Kapuspenkum Kejagung Anang Supriatna membenarkan pemeriksaan GI. Ia menyebut langkah itu sebagai bagian dari upaya memperkuat pembuktian dalam perkara tata kelola minyak mentah dan produk kilang yang tengah disidik lembaganya.
“Semua dilakukan dalam rangka membuat terang tindak pidana dan menemukan tersangka baru,” kata Anang, Selasa, 28 Oktober 2025.
Keterkaitan dengan Kasus Pertamina
Kasus penjualan solar non-subsidi ini mencuat dari sidang perdana terdakwa Riva Siahaan dan delapan terdakwa lain di Pengadilan Tindak Pidana Korupsi (Tipikor) Jakarta, 9 Oktober lalu.

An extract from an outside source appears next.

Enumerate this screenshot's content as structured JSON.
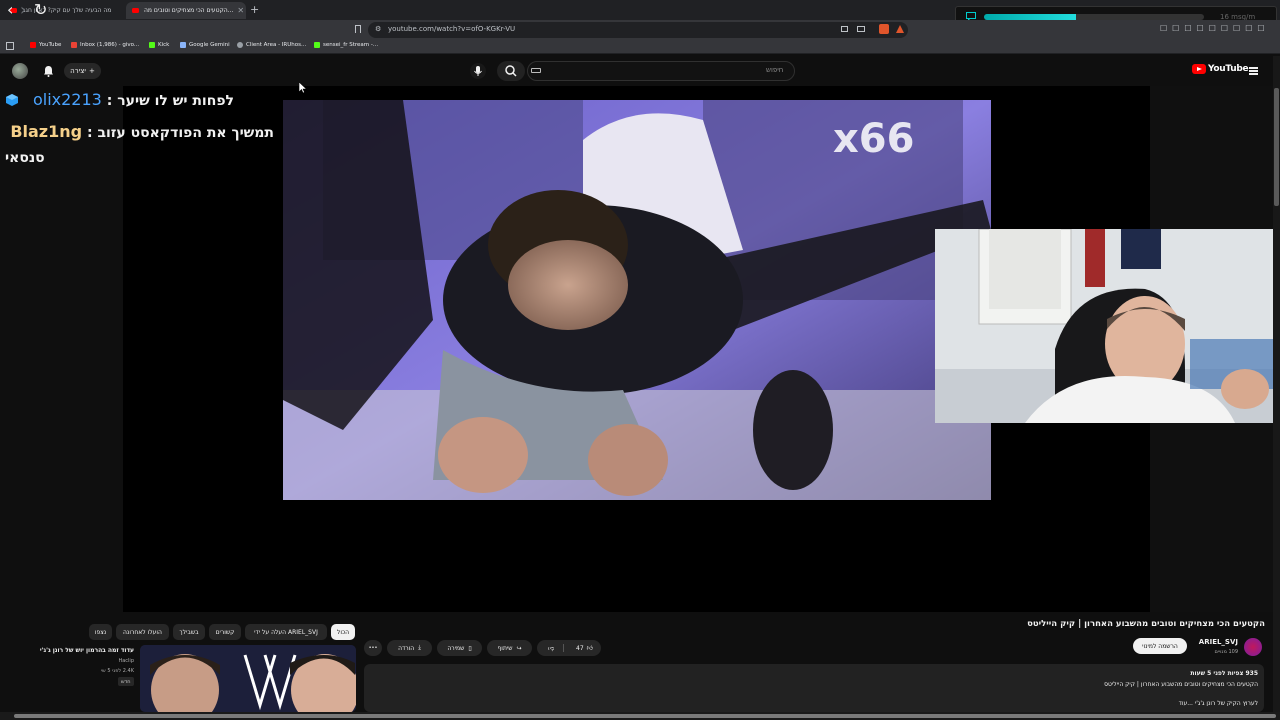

Dalam surat dakwaan, jaksa mengungkapkan bahwa praktik penjualan solar di bawah harga dasar tersebut menguntungkan PT Berau Coal dan 12 korporasi lain dengan total keuntungan tidak sah mencapai Rp2,54 triliun.

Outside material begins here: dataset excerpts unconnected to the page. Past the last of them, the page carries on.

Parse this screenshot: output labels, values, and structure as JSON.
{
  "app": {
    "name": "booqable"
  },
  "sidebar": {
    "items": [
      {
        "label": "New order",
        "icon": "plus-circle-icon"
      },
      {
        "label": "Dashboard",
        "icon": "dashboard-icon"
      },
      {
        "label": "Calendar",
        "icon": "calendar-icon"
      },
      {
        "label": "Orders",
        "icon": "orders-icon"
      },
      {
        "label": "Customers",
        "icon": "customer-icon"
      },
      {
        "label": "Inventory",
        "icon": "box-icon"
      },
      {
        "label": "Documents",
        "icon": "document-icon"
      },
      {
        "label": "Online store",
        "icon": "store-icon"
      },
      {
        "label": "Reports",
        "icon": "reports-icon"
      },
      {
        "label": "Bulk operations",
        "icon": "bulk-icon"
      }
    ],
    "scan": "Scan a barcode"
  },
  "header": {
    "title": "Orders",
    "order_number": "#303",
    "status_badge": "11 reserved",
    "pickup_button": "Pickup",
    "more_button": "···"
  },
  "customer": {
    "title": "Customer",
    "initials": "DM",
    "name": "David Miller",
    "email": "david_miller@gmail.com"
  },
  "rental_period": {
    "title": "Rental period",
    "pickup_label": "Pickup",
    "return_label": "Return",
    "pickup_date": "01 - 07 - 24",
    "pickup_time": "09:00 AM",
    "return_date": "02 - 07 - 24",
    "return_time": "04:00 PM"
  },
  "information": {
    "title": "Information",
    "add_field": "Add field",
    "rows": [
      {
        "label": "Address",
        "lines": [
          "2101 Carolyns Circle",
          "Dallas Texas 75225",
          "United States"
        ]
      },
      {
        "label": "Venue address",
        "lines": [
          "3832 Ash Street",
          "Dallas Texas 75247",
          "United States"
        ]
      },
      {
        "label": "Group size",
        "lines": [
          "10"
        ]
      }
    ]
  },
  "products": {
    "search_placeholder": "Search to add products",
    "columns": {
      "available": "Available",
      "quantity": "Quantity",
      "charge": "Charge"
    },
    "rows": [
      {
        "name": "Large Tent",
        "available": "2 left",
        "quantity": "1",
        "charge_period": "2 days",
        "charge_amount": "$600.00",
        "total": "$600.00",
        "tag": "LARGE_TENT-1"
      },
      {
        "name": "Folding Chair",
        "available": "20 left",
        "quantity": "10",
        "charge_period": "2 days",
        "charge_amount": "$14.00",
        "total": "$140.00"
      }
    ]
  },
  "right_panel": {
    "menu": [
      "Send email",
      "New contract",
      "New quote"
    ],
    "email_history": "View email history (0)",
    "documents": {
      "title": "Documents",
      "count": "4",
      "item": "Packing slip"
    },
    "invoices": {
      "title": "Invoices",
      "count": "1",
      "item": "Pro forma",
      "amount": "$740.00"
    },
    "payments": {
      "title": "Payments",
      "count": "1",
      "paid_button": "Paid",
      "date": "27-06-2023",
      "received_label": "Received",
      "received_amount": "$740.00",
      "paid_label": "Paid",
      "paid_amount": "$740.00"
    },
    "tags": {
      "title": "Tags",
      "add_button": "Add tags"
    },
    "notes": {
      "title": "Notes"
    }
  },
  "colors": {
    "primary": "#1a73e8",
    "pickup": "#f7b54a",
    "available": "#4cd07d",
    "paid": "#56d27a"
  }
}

Penjualan dilakukan oleh pihak-pihak di PT Pertamina (Persero) serta anak usahanya, PT Pertamina Patra Niaga (PPN), pada periode 2018–2023. Pertamina berdalih kebijakan harga murah itu diterapkan untuk menjaga pangsa pasar industri, namun jaksa menilai praktik tersebut melanggar pedoman internal perusahaan dan berpotensi merugikan keuangan negara.

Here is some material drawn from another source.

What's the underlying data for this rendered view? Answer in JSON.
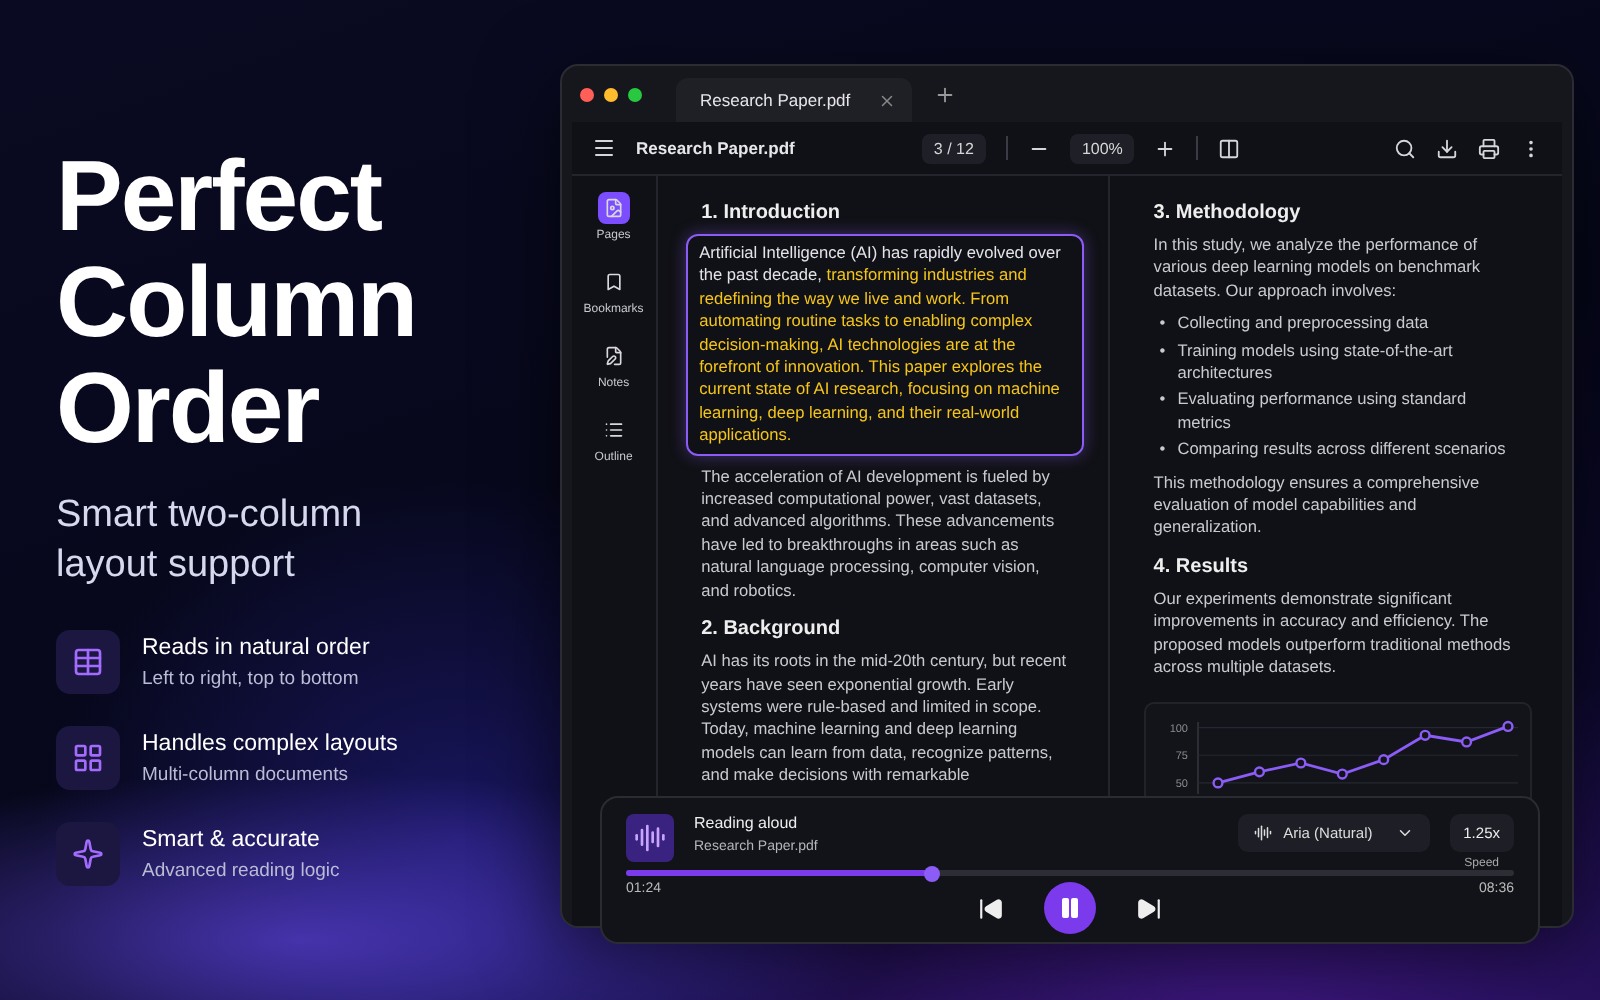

Daftar 13 Korporasi Penerima Keuntungan
Berdasarkan dakwaan, berikut daftar perusahaan yang disebut menerima keuntungan dari selisih harga penjualan solar non-subsidi:
1. PT Pamapersada Nusantara (PAMA) – Grup Astra (PT United Tractors Tbk): Rp958,38 miliar
2. PT Berau Coal – Sinar Mas Group: Rp449,10 miliar
3. PT. Adaro Indonesia – Adaro Group: Rp168,51 miliar
4. PT Ganda Alam Makmur – Titan Group & LX International (Korea): Rp127,99 miliar
5. PT Bukit Makmur Mandiri Utama (BUMA) – Delta Dunia Group: Rp264,14 miliar
6. PT Merah Putih Petroleum – Energi Asia Nusantara: Rp256,23 miliar
7. PT Maritim Barito Perkasa – Adaro Logistics: Rp66,48 miliar
8. PT Indo Tambangraya Megah Tbk (ITM) – Banpu Group (Thailand): Rp85,80 miliar
9. PT Indocement Tunggal Prakarsa Tbk – Heidelberg Materials AG (Jerman): Rp42,51 miliar
10. PT Vale Indonesia Tbk – Vale SA (Brasil): Rp62,14 miliar
11. PT. Nusa Halmahera Minerals (PTNHM) – Indotan & PT Antam Tbk: Rp14,06 miliar
12. PT Purnusa Eka Persada / PT Arara Abadi – Sinar Mas Forestry: Rp32,11 miliar
13. PT Aneka Tambang (Antam) Tbk – MIND ID: Rp16,79 miliar
Pegiat antikorupsi Iqbal D. Hutapea mendesak Kejagung segera menindaklanjuti temuan itu. Menurutnya, angka kerugian dan keuntungan ilegal yang disebut dalam dakwaan sudah cukup menjadi dasar untuk peningkatan status perkara.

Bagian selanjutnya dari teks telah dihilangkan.